TE OGH 1954/4/23 2Ob247/54

JUSLINE Entscheidung

Veröffentlicht am 23.04.1954
beobachten
merken

Norm

ABGB §1295
Kraftfahrverordnung §98 Abs1
Kraftfahrverordnung §99 Abs4
Gesetz über den Verkehr mit Kraftfahrzeugen §14

Kopf

SZ 27/109

Spruch

Keine Verpflichtung des Fahrers eines parkenden Kraftfahrzeuges, alle in Betracht kommenden Einrichtungen des Wagens daraufhin zu prüfen, ob nicht während seiner Abwesenheit boshafte Beschädigungen, die erst nach grundlicher Untersuchung zu entdecken sind, vorgenommen wurden.

Entscheidung vom 23. April 1954, 2 Ob 247/54.
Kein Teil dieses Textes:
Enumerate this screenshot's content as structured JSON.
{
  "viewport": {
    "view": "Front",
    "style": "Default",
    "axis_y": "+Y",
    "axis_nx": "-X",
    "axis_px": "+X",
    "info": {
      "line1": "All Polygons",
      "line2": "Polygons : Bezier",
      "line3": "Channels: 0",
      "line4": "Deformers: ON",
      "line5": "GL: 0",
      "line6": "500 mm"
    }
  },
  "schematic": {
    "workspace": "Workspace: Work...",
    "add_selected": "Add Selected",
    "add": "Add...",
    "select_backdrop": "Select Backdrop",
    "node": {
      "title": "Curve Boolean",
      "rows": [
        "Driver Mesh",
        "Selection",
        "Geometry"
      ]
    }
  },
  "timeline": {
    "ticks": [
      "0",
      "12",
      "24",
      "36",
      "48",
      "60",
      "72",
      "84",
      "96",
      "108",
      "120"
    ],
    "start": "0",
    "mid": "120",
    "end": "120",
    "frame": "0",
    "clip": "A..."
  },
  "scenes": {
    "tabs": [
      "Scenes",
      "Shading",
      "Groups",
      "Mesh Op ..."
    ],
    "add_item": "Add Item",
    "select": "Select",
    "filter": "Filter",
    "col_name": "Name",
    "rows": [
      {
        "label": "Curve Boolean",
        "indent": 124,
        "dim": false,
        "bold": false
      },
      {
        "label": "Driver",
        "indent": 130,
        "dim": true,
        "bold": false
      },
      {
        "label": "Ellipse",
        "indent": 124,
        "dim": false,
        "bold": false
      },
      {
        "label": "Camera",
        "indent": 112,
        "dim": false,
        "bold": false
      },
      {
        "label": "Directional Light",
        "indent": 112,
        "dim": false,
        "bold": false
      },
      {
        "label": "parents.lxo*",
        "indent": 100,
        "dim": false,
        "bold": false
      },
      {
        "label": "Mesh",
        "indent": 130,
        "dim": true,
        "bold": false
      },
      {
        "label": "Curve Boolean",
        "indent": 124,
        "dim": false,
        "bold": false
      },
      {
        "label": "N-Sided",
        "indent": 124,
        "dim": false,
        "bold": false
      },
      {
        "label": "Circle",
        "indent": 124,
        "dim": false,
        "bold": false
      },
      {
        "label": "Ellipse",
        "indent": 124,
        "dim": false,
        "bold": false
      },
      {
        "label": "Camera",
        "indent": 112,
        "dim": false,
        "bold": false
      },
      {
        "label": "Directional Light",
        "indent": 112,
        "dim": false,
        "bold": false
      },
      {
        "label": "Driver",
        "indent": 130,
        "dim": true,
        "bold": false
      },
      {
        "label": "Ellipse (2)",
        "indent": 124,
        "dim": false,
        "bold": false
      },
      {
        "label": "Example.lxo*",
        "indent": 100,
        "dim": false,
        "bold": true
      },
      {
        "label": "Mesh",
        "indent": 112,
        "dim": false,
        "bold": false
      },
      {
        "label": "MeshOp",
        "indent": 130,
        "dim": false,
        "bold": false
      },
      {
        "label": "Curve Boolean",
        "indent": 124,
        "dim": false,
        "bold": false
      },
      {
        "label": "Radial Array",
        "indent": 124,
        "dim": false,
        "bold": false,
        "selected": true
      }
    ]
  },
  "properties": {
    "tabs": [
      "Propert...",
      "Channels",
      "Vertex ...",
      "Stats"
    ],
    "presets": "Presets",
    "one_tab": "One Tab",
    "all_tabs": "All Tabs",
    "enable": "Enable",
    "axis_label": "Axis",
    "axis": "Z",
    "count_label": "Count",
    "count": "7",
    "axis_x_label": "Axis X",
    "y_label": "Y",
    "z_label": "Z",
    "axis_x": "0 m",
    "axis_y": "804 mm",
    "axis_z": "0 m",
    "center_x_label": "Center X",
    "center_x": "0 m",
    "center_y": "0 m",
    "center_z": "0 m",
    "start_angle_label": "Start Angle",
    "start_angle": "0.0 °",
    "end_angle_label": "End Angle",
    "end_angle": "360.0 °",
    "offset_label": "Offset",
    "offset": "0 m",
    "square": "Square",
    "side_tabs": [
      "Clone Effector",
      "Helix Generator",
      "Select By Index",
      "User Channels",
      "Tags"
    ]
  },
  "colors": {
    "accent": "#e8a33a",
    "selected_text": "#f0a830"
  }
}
I. Instanz: Landesgericht für Zivilrechtssachen Wien; II. Instanz:

Oberlandesgericht Wien.

Text

Am 17. August 1951 unternahmen Gendarmerieschüler mit mehreren Mannschaftskraftwagen einen Lehrausflug in die X-Molkerei. Während der Besichtigung der Molkerei wurden die Kraftwagen im Hofe der X-Molkerei abgestellt. Der Erstbeklagte begab sich in die Kantine der X-Molkerei und ließ das seiner Aufsicht und Lenkung anvertraute Fahrzeug durch zwei Stunden unbeaufsichtigt stehen. Auf der Rückfahrt löste sich von dem vom Erstbeklagten gelenkten Kraftwagen das linke hintere Zwillingsrad, rollte über die Fahrbahn und den Gehsteig und traf die dort befindliche Klägerin. Die Klägerin wurde durch den Anprall des Rades zu Boden geworfen und schwer verletzt. Sie begehrt von dem Erstbeklagten und der Republik Österreich die Bezahlung eines Schmerzensgeldes im Betrage von 6000 S. Das Erstgericht wies das Klagebegehren ab. Der gegenständliche Kraftwagen sei beim Fahrzeugappell am Tage des Unfalls eingehend besichtigt worden, wobei auch die Radmuttern überprüft worden seien. Es sei mit ziemlicher Sicherheit anzunehmen, daß die Radmuttern im Hofe der X-Molkerei während der Abwesenheit des Erstbeklagten von dem Kraftwagen von dritter Seite bis auf eine entfernt worden seien. Eine allgemeine Weisung, wonach Gendarmeriefahrer außerhalb des Kasernenbereiches abgestellte Fahrzeuge nicht verlassen dürften, bestehe nicht. Es könne auch nicht festgestellt werden, ob dem Erstbeklagten eine Belehrung erteilt worden sei, Fahrzeuge an frei zugänglichen Stellen nicht zu verlassen. Dem Erstbeklagten könne nicht zur Last gelegt werden, daß er vor Antritt der Fahrt nicht überprüft habe, ob die Radmuttern gelockert worden seien. Er habe vor der Abfahrt aus dem Hofe der X-Molkerei die Reifen überprüft und es sei ihm nichts Besonderes an den Rädern aufgefallen. Auch während der Rückfahrt habe er das Fehlen der Radmuttern oder deren lockeren Sitz nicht bemerkt. Der Unfall sei von ihm nicht zu vermeiden gewesen.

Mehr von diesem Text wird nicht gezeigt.